Bevor dies alles in der Finanzkrise von 2008 endete, haben einige Finanziers Berichten zufolge eine CDO in Würfelform aufgelegt. Wenn ein Spac in Würfelform entsteht, sollten Sie dies im Hinterkopf behalten.

Diese Manie führt unweigerlich auch zu Investorenverlusten. Nikola, der Elektro-Lkw-Hersteller, der mit Spac fusionierte und nun von US-Beamten untersucht wird, ist ein typisches Beispiel dafür. Eine Analyse der Financial Times im August zeigte, dass die Mehrheit der zwischen 2015 und 2019 organisierten Spacs unter dem 10 USD-Standard-Listenpreis von Spac gehandelt wird.

Ist dies also eine Blase, die im Begriff ist zu platzen?

Wetten Sie nicht darauf, dass dies bald geschieht. Es gibt jetzt mindestens drei Faktoren, die die Begeisterung der Investoren für Spacs antreiben – und alle könnten noch eine Weile laufen.

Einer davon ist offensichtlich: Vermögensverwalter sitzen auf Bergen von Bargeld, das sie investieren müssen – und haben Angst, dass sie keine angemessenen Renditen erzielen können, jetzt, da die US-Notenbank signalisiert hat, dass die Zinsen bis mindestens Ende 2023 auf einem Tiefststand bleiben werden. Kluge Finanziers haben auch erkannt, dass der Spac-Weg zu einem öffentlichen Listing „effizienter“ – d.h. lukrativer für sie – ist als ein traditioneller Börsengang, wenn man die umfangreichen Regeln um solche Notierungen berücksichtigt.
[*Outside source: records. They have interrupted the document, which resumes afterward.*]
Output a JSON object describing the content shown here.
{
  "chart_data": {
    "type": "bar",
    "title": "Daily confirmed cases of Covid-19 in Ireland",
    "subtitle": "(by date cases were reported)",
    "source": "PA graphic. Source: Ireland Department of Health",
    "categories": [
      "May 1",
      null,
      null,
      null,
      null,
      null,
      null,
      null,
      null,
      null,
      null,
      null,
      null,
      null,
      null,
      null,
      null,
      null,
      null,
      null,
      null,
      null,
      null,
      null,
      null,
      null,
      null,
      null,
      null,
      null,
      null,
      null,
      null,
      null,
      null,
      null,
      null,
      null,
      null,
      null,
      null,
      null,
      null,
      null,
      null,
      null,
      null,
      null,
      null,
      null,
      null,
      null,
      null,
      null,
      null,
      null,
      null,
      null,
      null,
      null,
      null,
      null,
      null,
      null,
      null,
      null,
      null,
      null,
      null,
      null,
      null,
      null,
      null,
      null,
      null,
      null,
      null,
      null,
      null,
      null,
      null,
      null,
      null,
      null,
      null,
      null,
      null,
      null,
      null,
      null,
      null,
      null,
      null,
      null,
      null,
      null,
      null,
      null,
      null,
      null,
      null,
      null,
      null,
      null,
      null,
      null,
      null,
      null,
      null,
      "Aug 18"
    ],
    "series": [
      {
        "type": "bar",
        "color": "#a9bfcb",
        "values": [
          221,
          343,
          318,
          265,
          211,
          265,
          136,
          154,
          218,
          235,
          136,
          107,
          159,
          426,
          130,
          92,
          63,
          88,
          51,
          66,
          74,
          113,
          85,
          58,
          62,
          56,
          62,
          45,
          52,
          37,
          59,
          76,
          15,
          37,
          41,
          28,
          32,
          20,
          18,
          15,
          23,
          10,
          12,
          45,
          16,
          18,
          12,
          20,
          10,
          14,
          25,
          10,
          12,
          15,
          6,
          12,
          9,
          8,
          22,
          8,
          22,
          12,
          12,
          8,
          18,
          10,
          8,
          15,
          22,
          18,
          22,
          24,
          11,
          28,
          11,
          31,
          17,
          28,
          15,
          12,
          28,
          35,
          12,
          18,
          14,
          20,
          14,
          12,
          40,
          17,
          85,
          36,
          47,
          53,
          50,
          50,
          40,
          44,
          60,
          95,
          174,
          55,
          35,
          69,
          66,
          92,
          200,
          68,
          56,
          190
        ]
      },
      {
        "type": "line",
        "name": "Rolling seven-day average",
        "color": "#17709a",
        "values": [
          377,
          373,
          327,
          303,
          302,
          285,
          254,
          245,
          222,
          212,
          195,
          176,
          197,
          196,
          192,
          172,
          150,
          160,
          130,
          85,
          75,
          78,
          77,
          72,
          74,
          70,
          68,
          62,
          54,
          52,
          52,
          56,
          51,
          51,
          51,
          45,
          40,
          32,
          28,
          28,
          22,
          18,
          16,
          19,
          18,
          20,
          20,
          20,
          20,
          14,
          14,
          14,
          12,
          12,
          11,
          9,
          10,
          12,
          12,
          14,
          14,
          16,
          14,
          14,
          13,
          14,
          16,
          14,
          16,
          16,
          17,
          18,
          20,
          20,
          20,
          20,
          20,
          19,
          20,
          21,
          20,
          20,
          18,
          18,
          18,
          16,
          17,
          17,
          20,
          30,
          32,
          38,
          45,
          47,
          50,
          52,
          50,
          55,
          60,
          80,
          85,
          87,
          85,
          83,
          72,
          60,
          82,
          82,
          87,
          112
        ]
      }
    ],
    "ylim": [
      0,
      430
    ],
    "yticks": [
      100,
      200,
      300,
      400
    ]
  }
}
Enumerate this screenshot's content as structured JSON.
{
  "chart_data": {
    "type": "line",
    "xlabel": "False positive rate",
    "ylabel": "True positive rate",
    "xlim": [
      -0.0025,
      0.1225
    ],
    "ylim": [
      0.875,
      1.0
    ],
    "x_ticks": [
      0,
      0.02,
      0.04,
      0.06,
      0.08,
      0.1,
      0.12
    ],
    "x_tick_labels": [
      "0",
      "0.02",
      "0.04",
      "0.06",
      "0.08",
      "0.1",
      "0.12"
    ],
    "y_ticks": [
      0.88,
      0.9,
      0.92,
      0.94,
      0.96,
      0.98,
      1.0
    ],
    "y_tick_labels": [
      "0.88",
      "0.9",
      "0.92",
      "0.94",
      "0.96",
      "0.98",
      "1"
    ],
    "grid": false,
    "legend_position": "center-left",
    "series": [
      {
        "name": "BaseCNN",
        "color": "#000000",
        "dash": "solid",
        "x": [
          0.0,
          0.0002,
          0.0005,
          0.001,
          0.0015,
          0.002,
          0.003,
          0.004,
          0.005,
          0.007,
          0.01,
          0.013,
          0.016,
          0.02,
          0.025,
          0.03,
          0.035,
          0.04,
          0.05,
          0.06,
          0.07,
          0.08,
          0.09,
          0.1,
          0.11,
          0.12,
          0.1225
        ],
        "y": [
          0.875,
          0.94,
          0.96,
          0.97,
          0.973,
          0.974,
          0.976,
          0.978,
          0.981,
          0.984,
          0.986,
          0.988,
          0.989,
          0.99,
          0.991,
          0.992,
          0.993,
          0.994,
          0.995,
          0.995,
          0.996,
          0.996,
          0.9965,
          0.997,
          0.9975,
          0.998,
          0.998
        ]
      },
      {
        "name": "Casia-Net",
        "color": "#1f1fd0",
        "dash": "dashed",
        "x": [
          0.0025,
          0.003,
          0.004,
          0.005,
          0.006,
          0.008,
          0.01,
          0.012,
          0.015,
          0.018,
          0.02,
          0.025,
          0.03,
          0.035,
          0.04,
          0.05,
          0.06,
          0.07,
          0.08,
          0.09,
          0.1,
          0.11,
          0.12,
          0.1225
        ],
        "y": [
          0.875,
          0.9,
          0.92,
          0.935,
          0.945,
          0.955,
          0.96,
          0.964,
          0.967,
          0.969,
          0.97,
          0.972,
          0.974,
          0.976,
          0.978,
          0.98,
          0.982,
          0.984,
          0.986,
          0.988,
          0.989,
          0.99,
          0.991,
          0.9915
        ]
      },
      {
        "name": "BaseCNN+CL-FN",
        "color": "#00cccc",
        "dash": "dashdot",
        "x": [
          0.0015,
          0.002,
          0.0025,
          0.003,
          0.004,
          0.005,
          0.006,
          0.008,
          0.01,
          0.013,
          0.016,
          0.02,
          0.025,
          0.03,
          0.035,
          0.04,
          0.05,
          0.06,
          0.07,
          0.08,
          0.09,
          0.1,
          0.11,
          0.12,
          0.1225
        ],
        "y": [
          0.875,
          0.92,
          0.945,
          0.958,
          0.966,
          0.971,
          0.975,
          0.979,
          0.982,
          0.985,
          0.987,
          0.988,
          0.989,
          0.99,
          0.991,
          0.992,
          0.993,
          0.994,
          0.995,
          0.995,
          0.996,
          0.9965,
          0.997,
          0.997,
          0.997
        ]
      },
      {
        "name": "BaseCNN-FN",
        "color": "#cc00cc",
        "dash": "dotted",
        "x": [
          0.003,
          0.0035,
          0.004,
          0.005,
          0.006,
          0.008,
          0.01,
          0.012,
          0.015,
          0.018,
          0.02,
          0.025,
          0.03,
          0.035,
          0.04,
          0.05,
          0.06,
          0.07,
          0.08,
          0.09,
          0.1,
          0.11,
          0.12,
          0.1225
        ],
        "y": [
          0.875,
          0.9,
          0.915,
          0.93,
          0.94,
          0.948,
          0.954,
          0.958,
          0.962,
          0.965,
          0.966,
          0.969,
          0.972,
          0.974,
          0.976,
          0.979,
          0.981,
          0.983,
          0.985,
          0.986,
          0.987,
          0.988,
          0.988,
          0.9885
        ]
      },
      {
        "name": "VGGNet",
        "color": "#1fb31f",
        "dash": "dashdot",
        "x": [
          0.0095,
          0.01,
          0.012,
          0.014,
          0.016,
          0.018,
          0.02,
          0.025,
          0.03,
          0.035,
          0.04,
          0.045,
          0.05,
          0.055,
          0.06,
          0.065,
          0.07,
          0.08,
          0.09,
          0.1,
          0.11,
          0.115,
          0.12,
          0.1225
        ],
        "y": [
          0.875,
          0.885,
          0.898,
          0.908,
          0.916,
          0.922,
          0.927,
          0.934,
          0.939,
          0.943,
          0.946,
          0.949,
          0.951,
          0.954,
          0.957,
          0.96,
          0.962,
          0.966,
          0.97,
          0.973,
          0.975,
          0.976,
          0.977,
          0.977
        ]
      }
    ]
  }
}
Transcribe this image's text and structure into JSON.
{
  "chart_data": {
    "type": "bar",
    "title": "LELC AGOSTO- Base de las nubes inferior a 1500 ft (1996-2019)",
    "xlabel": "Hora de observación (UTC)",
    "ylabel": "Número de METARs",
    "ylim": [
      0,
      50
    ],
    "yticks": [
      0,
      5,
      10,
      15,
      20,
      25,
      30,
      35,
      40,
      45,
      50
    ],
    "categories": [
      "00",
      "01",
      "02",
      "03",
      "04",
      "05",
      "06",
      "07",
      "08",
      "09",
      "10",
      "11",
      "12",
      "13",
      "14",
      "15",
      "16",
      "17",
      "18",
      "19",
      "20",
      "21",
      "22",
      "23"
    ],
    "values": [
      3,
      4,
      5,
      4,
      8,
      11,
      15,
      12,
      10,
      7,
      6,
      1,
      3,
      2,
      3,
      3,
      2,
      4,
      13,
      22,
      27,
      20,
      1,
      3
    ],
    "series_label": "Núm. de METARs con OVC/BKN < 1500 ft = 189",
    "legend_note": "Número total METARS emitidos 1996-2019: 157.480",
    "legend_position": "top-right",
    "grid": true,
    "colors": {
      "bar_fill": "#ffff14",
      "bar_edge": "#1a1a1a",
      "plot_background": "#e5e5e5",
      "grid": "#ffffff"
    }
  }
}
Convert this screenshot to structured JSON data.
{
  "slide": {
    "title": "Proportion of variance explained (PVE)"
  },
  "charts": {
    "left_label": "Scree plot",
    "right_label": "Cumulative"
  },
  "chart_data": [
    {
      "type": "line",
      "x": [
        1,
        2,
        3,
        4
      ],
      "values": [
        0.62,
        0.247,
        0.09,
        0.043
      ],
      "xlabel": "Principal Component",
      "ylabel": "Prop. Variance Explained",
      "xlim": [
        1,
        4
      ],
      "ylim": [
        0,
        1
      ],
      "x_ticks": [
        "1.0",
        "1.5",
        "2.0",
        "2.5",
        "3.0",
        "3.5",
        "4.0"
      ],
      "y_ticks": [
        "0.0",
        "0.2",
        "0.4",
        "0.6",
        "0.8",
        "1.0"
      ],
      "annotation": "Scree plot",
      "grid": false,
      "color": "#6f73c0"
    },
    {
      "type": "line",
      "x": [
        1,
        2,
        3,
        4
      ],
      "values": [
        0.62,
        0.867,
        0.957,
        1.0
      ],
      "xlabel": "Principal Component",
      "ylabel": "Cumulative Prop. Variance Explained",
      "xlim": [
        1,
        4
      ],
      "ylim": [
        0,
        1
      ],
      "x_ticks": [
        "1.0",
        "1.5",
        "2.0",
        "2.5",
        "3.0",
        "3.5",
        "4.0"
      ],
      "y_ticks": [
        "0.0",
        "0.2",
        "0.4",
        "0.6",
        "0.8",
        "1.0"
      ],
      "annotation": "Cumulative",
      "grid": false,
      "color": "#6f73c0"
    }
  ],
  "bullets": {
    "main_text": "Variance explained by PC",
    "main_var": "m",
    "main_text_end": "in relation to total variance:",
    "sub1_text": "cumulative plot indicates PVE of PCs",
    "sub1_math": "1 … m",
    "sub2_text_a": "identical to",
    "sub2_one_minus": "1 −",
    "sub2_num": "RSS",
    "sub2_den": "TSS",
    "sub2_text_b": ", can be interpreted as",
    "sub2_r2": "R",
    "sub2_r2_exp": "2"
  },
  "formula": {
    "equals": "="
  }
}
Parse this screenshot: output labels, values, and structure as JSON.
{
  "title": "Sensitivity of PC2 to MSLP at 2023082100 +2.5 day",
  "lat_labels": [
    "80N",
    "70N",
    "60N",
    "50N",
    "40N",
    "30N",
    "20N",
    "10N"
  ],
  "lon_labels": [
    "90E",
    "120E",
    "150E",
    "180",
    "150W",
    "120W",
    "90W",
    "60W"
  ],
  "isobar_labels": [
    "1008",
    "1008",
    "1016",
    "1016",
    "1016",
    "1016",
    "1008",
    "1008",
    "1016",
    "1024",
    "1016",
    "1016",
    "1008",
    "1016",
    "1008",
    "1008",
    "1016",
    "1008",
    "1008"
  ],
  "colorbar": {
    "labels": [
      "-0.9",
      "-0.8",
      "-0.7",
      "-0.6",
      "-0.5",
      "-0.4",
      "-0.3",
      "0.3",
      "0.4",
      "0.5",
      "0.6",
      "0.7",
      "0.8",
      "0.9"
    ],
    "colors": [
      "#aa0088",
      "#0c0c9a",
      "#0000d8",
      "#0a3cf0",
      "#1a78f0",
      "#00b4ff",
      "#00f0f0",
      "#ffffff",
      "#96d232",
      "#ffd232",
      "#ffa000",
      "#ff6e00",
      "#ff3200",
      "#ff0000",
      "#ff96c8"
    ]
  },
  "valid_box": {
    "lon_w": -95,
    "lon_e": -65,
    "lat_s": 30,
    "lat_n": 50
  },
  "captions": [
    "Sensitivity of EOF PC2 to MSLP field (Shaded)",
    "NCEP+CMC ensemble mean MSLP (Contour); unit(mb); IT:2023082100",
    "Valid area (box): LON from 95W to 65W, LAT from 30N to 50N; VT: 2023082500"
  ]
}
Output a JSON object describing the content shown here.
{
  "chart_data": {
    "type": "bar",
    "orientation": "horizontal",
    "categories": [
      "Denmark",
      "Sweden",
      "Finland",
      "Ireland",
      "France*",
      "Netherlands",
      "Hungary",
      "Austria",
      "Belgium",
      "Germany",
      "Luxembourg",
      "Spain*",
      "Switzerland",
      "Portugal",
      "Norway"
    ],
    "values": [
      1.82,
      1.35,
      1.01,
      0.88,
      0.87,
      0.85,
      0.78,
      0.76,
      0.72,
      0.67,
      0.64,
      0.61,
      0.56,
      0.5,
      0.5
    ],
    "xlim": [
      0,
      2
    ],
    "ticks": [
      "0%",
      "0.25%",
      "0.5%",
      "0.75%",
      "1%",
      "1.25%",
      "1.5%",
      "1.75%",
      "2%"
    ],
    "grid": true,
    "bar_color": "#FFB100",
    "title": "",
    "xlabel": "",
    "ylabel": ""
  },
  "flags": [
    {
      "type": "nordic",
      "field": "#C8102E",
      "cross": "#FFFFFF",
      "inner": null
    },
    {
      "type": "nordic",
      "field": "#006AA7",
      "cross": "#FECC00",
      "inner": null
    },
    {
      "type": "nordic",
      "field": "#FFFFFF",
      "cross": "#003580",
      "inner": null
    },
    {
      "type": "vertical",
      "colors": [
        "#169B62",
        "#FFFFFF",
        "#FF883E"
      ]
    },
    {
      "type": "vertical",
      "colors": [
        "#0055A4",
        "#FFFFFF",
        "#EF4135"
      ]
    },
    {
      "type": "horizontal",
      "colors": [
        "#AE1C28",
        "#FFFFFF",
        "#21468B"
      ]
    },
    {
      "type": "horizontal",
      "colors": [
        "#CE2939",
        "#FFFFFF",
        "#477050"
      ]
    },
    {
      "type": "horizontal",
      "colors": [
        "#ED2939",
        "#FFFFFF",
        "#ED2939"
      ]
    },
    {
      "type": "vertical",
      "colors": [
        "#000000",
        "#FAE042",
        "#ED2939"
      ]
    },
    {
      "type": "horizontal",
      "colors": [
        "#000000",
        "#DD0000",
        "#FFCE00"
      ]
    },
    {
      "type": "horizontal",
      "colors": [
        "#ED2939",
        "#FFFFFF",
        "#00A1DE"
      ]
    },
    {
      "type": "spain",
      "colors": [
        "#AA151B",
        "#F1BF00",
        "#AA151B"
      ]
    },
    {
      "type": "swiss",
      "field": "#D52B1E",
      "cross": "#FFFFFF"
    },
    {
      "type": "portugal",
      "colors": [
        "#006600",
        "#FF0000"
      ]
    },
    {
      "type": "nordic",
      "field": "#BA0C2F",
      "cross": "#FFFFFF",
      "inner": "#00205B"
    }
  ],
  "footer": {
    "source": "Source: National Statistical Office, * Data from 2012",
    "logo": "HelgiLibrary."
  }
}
Eine Spac-Fusion lässt ein Unternehmen schnell an die Börse gehen. Diese Methode ermöglicht es Gründern oder Sponsoren manchmal, einen größeren Teil ihrer Beteiligungen schneller zu verkaufen als ein Börsengang, der eine Lock-up-Periode beinhalten kann. Ein Spac-Deal kann unserer Meinung nach besonders attraktiv für ein Unternehmen sein, das Schwierigkeiten hat, Gewinne zu erzielen. Spac-Offenlegungen legen mehr Gewicht auf vermeintliche zukünftige Einnahmen, während Börseneinführungsprospekte geprüfte Abschlüsse der Vergangenheit erfordern.

Schließlich verschiebt sich die relative Verfügbarkeit von öffentlichen und privaten Finanzmitteln. Im vergangenen Jahrzehnt floss so viel Geld in private Unternehmen, dass daraus eine riesige Anzahl von Milliarden-Dollar-Unternehmen in Privatbesitz entstanden, die früher so selten waren, dass man sie als „Einhörner“ bezeichnete. Jetzt wollen die privaten Beteiligungs- und Risikokapitalgeber, die hinter diesem Geld stehen, zusammen mit den Führungskräften der Unternehmen auch die öffentlichen Märkte beherrschen.